The jury will hear from two friends of the teen. They are expected to testify that Craig also approached them on Nexopia using the same greeting. Neither met him in person, but both confronted him online about having sexual intercourse with their friend, Baskerville said. The jury will see those online conversations.

The trial will hear evidence from police officers, including Victoria police computer expert Det. Bob Elder, as well as a Nexopia manager who forwarded the chats to police, and a specialist from Shaw.

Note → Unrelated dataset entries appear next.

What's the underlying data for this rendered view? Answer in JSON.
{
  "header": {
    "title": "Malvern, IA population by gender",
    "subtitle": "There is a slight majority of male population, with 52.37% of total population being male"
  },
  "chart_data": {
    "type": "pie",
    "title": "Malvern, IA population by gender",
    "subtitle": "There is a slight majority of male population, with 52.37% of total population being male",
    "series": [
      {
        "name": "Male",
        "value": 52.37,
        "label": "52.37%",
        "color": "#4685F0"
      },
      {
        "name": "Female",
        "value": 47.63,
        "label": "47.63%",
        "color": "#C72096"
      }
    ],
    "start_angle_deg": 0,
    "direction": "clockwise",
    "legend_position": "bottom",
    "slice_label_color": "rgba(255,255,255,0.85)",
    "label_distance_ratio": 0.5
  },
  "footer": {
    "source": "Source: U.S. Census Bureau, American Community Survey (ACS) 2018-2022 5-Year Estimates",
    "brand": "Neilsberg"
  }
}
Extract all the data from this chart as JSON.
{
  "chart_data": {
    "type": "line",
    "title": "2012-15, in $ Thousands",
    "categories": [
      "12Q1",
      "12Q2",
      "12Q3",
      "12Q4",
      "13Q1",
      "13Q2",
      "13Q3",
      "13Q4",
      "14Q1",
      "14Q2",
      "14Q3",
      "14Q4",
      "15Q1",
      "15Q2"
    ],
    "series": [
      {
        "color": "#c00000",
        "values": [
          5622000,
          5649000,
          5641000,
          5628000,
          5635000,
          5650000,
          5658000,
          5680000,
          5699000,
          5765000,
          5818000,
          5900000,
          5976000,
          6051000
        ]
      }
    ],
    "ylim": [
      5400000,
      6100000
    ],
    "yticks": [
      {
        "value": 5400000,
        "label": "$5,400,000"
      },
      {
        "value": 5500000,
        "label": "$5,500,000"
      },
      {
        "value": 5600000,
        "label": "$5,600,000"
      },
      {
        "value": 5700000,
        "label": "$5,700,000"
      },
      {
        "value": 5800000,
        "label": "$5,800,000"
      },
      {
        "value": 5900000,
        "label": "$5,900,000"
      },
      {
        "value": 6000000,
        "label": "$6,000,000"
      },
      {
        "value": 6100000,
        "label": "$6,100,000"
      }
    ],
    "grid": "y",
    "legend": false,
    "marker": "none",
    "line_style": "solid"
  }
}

The 16-year-old testified that the first time she met Craig in person, they walked to a liquor store, where Craig bought a mickey. They hung out and she had a few sips of alcohol before she went home.

Their online chats became more sexual, she testified. On Nov. 27, she asked Craig if he could get her some alcohol. He replied that it was a long way to go for a five-minute visit with her.

"If it's worth my time, I'll come," he said.

She reminded him she had a girlfriend.

Craig said the girlfriend didn't have to know.

"What did you think might happen?" Baskerville asked.

"I know what he wanted," the teen said. "My plan was to tell him I didn't want to."

When they met, Craig asked where they should go. They walked without talking and went into some bushes and had sexual intercourse, the teen testified. They then walked to the liquor store. She waited across the street while Craig bought her a bottle of vodka. The teen went home and never saw him again.